Летом альтернативные жители вкалывали в геологических партиях, нанимались на сенокос, в рыболовецкие бригады. Зимой, конечно, пурговали, но стеклотара их выручала: сдашь мешок бутылок и бери выпивку на целую компанию. Теперь бичи другие, всесезонные. Безысходные. Пожизненные. До упора бичуют, пока не найдут в колодце теплотрассы или в подвале их измученные альтернативным алкоголем зашлакованные тела. Хотели городские власти ночлежку открыть в бывшем детском садике, так кто-то пожар в здании устроил: не хотим, чтобы здесь эта вшивота ошивалась, в такой концентрации, ведь у нас дети, за них боязно… Да, многовато теперь среди вольных алкопойцев криминалитета.
Тот самый бывший энкавэдэшник с Уптара всякий раз сетует: «Раньше среди заключенных можно было найти классных специалистов — и на станках работать, и так, рационализаторов — весь город из нашей промзоны стройдетали брал, а из теперешних бандитов никаких рабочих бригад не сформируешь. Они имеют узкую злодейскую специализацию: убийство, разбой, воровство. Какая там мебель, какие стеновые блоки, которыми еще недавно славилась лагерная Колыма. Прощай, дармовая рабсила».
Больно уж невеселые мысли одолевают. И пива под рукой нет четверочного. И вина рябинового с женщиной-рябиновкой.
Это у меня ломка. Со Стасом наобщался, нарадоваться не мог, а после эйфории всегда депрессия давит, как этот многотонный камень. Как сожаление и раскаяние: слишком беспечно мы со Стасом жили при социализме, на черный день ничего не припасли, думали, будут одни лишь белые ночи с брызгами шампанского.
Если у тебя есть вешалка, ты можешь начать создавать театр. Или у тебя жена как вешалка, тощая. Дай ей роль со словами: «Одеваться подано». Или она других габаритов, зато сказки сказывает, как Шахерезада?
Театр одного актера с тысячью лиц начинается с вешалки для одного зрителя. Я зритель и артист — с погорелого театра. Вешалку я тоже бросаю в огонь.
За чистым бездымным огнем следит дворник, деклассированный лентяй, а поодаль бригада психиатрической помощи. Возможно, они меня принимают за бича, вышедшего из подполья. Урод, одним словом, что с меня взять?
Сейчас я разогрею камень, раскалю докрасна, резко полью водой, он треснет, и я раздам обломки на сувениры.
В Магадане, как в Греции, все есть. Число художников, профессиональных писателей и поэтов на тысячу населения превышает общероссийский показатель, а те, кто пишет «для себя» (а то и «под себя»), не поддаются учету. Очень много амбициозных журналистов, редакторов. Поэтому столько в городе телевизионных каналов и газет, некоторые из них закрылись сразу же после выхода первого номера, но дали жизнь новым.

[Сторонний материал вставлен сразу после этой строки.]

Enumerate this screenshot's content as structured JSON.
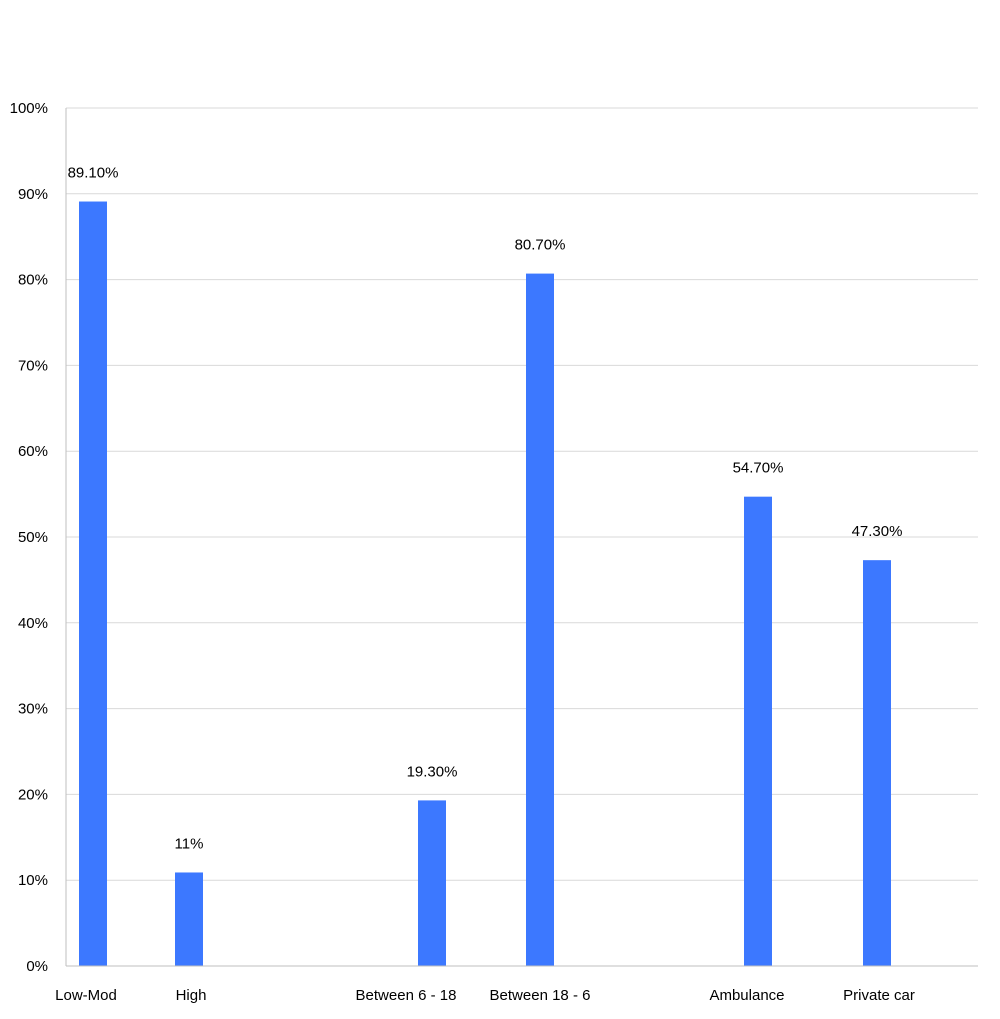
{
  "chart_data": {
    "type": "bar",
    "categories": [
      "Low-Mod",
      "High",
      "Between 6 - 18",
      "Between 18 - 6",
      "Ambulance",
      "Private car"
    ],
    "values": [
      89.1,
      10.9,
      19.3,
      80.7,
      54.7,
      47.3
    ],
    "data_labels": [
      "89.10%",
      "11%",
      "19.30%",
      "80.70%",
      "54.70%",
      "47.30%"
    ],
    "y_ticks": [
      "0%",
      "10%",
      "20%",
      "30%",
      "40%",
      "50%",
      "60%",
      "70%",
      "80%",
      "90%",
      "100%"
    ],
    "ylim": [
      0,
      100
    ],
    "grid": true,
    "legend": "none",
    "bar_color": "#3c78ff",
    "grid_color": "#d9d9d9",
    "axis_color": "#bfbfbf"
  }
}
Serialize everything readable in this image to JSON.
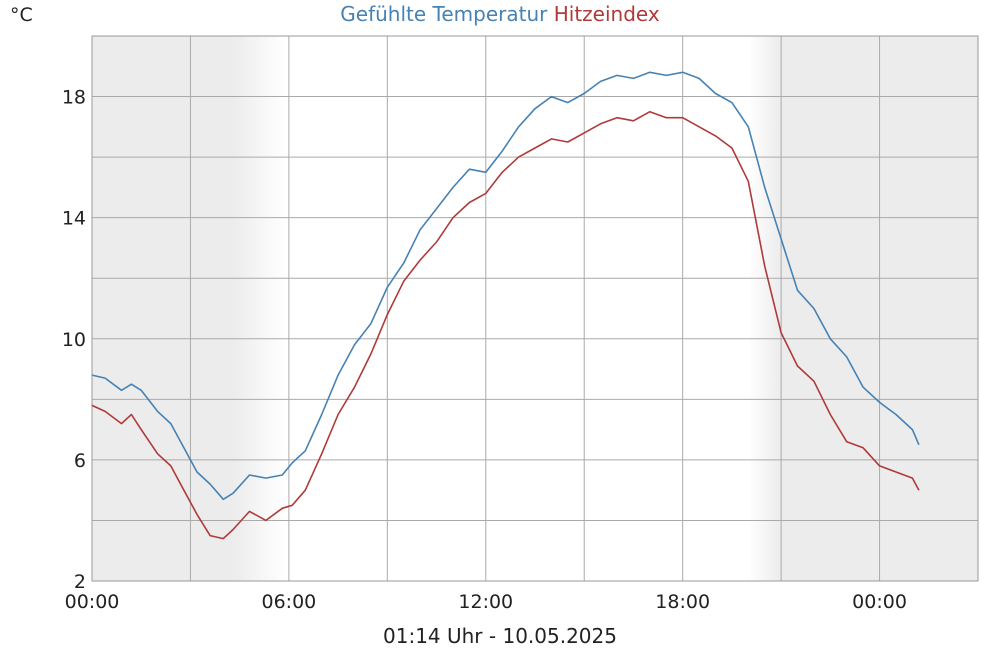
{
  "unit_label": "°C",
  "footer": "01:14 Uhr - 10.05.2025",
  "colors": {
    "series1": "#4682b4",
    "series2": "#b03a3a",
    "night": "#ececec",
    "grid": "#aaaaaa"
  },
  "chart_data": {
    "type": "line",
    "title_parts": [
      "Gefühlte Temperatur",
      "Hitzeindex"
    ],
    "x_unit": "hours since 00:00",
    "xlim": [
      0,
      27
    ],
    "ylim": [
      2,
      20
    ],
    "y_ticks": [
      2,
      6,
      10,
      14,
      18
    ],
    "y_tick_labels": [
      "2",
      "6",
      "10",
      "14",
      "18"
    ],
    "x_ticks": [
      0,
      6,
      12,
      18,
      24
    ],
    "x_tick_labels": [
      "00:00",
      "06:00",
      "12:00",
      "18:00",
      "00:00"
    ],
    "grid": true,
    "night_shading": [
      [
        0,
        5.3
      ],
      [
        21,
        27
      ]
    ],
    "series": [
      {
        "name": "Gefühlte Temperatur",
        "x": [
          0,
          0.4,
          0.9,
          1.2,
          1.5,
          2.0,
          2.4,
          2.8,
          3.2,
          3.6,
          4.0,
          4.3,
          4.8,
          5.3,
          5.8,
          6.1,
          6.5,
          7.0,
          7.5,
          8.0,
          8.5,
          9.0,
          9.5,
          10.0,
          10.5,
          11.0,
          11.5,
          12.0,
          12.5,
          13.0,
          13.5,
          14.0,
          14.5,
          15.0,
          15.5,
          16.0,
          16.5,
          17.0,
          17.5,
          18.0,
          18.5,
          19.0,
          19.5,
          20.0,
          20.5,
          21.0,
          21.5,
          22.0,
          22.5,
          23.0,
          23.5,
          24.0,
          24.5,
          25.0,
          25.2
        ],
        "y": [
          8.8,
          8.7,
          8.3,
          8.5,
          8.3,
          7.6,
          7.2,
          6.4,
          5.6,
          5.2,
          4.7,
          4.9,
          5.5,
          5.4,
          5.5,
          5.9,
          6.3,
          7.5,
          8.8,
          9.8,
          10.5,
          11.7,
          12.5,
          13.6,
          14.3,
          15.0,
          15.6,
          15.5,
          16.2,
          17.0,
          17.6,
          18.0,
          17.8,
          18.1,
          18.5,
          18.7,
          18.6,
          18.8,
          18.7,
          18.8,
          18.6,
          18.1,
          17.8,
          17.0,
          15.0,
          13.3,
          11.6,
          11.0,
          10.0,
          9.4,
          8.4,
          7.9,
          7.5,
          7.0,
          6.5
        ]
      },
      {
        "name": "Hitzeindex",
        "x": [
          0,
          0.4,
          0.9,
          1.2,
          1.5,
          2.0,
          2.4,
          2.8,
          3.2,
          3.6,
          4.0,
          4.3,
          4.8,
          5.3,
          5.8,
          6.1,
          6.5,
          7.0,
          7.5,
          8.0,
          8.5,
          9.0,
          9.5,
          10.0,
          10.5,
          11.0,
          11.5,
          12.0,
          12.5,
          13.0,
          13.5,
          14.0,
          14.5,
          15.0,
          15.5,
          16.0,
          16.5,
          17.0,
          17.5,
          18.0,
          18.5,
          19.0,
          19.5,
          20.0,
          20.5,
          21.0,
          21.5,
          22.0,
          22.5,
          23.0,
          23.5,
          24.0,
          24.5,
          25.0,
          25.2
        ],
        "y": [
          7.8,
          7.6,
          7.2,
          7.5,
          7.0,
          6.2,
          5.8,
          5.0,
          4.2,
          3.5,
          3.4,
          3.7,
          4.3,
          4.0,
          4.4,
          4.5,
          5.0,
          6.2,
          7.5,
          8.4,
          9.5,
          10.8,
          11.9,
          12.6,
          13.2,
          14.0,
          14.5,
          14.8,
          15.5,
          16.0,
          16.3,
          16.6,
          16.5,
          16.8,
          17.1,
          17.3,
          17.2,
          17.5,
          17.3,
          17.3,
          17.0,
          16.7,
          16.3,
          15.2,
          12.4,
          10.2,
          9.1,
          8.6,
          7.5,
          6.6,
          6.4,
          5.8,
          5.6,
          5.4,
          5.0
        ]
      }
    ]
  }
}
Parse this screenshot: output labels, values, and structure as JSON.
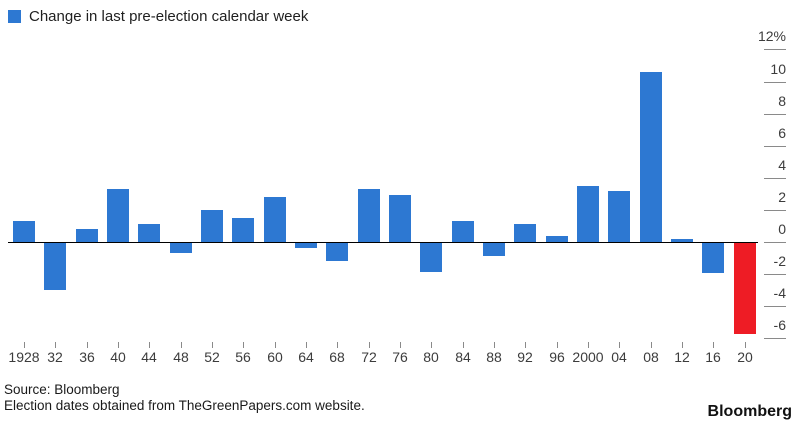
{
  "legend": {
    "label": "Change in last pre-election calendar week"
  },
  "chart_data": {
    "type": "bar",
    "title": "",
    "series_name": "Change in last pre-election calendar week",
    "unit": "%",
    "categories": [
      "1928",
      "32",
      "36",
      "40",
      "44",
      "48",
      "52",
      "56",
      "60",
      "64",
      "68",
      "72",
      "76",
      "80",
      "84",
      "88",
      "92",
      "96",
      "2000",
      "04",
      "08",
      "12",
      "16",
      "20"
    ],
    "values": [
      1.3,
      -2.9,
      0.8,
      3.3,
      1.1,
      -0.6,
      2.0,
      1.5,
      2.8,
      -0.3,
      -1.1,
      3.3,
      2.9,
      -1.8,
      1.3,
      -0.8,
      1.1,
      0.4,
      3.5,
      3.2,
      10.6,
      0.2,
      -1.9,
      -5.7
    ],
    "highlight_index": 23,
    "y_ticks": [
      12,
      10,
      8,
      6,
      4,
      2,
      0,
      -2,
      -4,
      -6
    ],
    "y_tick_labels": [
      "12%",
      "10",
      "8",
      "6",
      "4",
      "2",
      "0",
      "-2",
      "-4",
      "-6"
    ],
    "ylim": [
      -7,
      12.5
    ],
    "xlabel": "",
    "ylabel": "",
    "grid": false,
    "legend_position": "top-left",
    "y_axis_side": "right"
  },
  "colors": {
    "bar_blue": "#2d78d2",
    "bar_red": "#ee1c25",
    "axis_line": "#000000",
    "tick_gray": "#8a8a8a",
    "text_gray": "#3c3c3c"
  },
  "footer": {
    "source": "Source: Bloomberg",
    "note": "Election dates obtained from TheGreenPapers.com website."
  },
  "branding": {
    "logo": "Bloomberg"
  }
}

У нас и генералов в городе избыток, как по всей России. Сугубо штатские люди охотно причисляют себя к лампасникам. Есть уже и ветеринарный генерал, и налоговый. Где раньше был просто директор, там теперь генеральный. Не говоря уж о бандитах, там своя иерархия.
Силовых структур расплодилось, и в каждой штаны с лампасами. Там, где в американском боевике действует сержант — у нас майор, где у них капитан — у нас генерал. Специфика, что ли, такая — в противовес ширящейся демократии? Когда генералов слишком много, то и приказов очень много, а выполнять их некому, никто не хочет быть простым солдатом, закрывать непонятную амбразуру, отстаивая неизвестно что.
Поскольку генералы без армий хороши только на свадьбах, у нас должно быть очень много свадеб. Возможно, разовьется свадебный бизнес, как в Лас-Вегасе. Сейчас-то по субботам разъезжают небольшие колонны в японских машинах с двойными кольцами, похожими на знак «стерео», с включенными фарами, и все громко, противно сигналят. Свадьба походит на ДТП. А раньше сигналили, лишь когда хоронили таксиста. Странное чувство обуревает. Чувство вселенского обмана и подвоха. Может, стоит включить в свадебный кортеж парочку боевых машин пехоты и генеральский бронированный лимузин?
Впрочем, ничто не должно напоминать женихам призывного возраста об армии и дедовщине. Но она так глубоко проникла в поры, что ее можно ощущать, будучи штатским немолодым человеком, снятым с воинского учета по возрасту. Раньше в слове «армия» слышался отдаленный гул канонады, а теперь «жилищные сертификаты» и «дедовщина». Ты можешь послать генерала подальше, но он имеет право послать тебя на смерть. Известны многие случаи, когда солдат закрыл грудью генерала и никогда наоборот. Генерал может закрыть грудью женский бюст.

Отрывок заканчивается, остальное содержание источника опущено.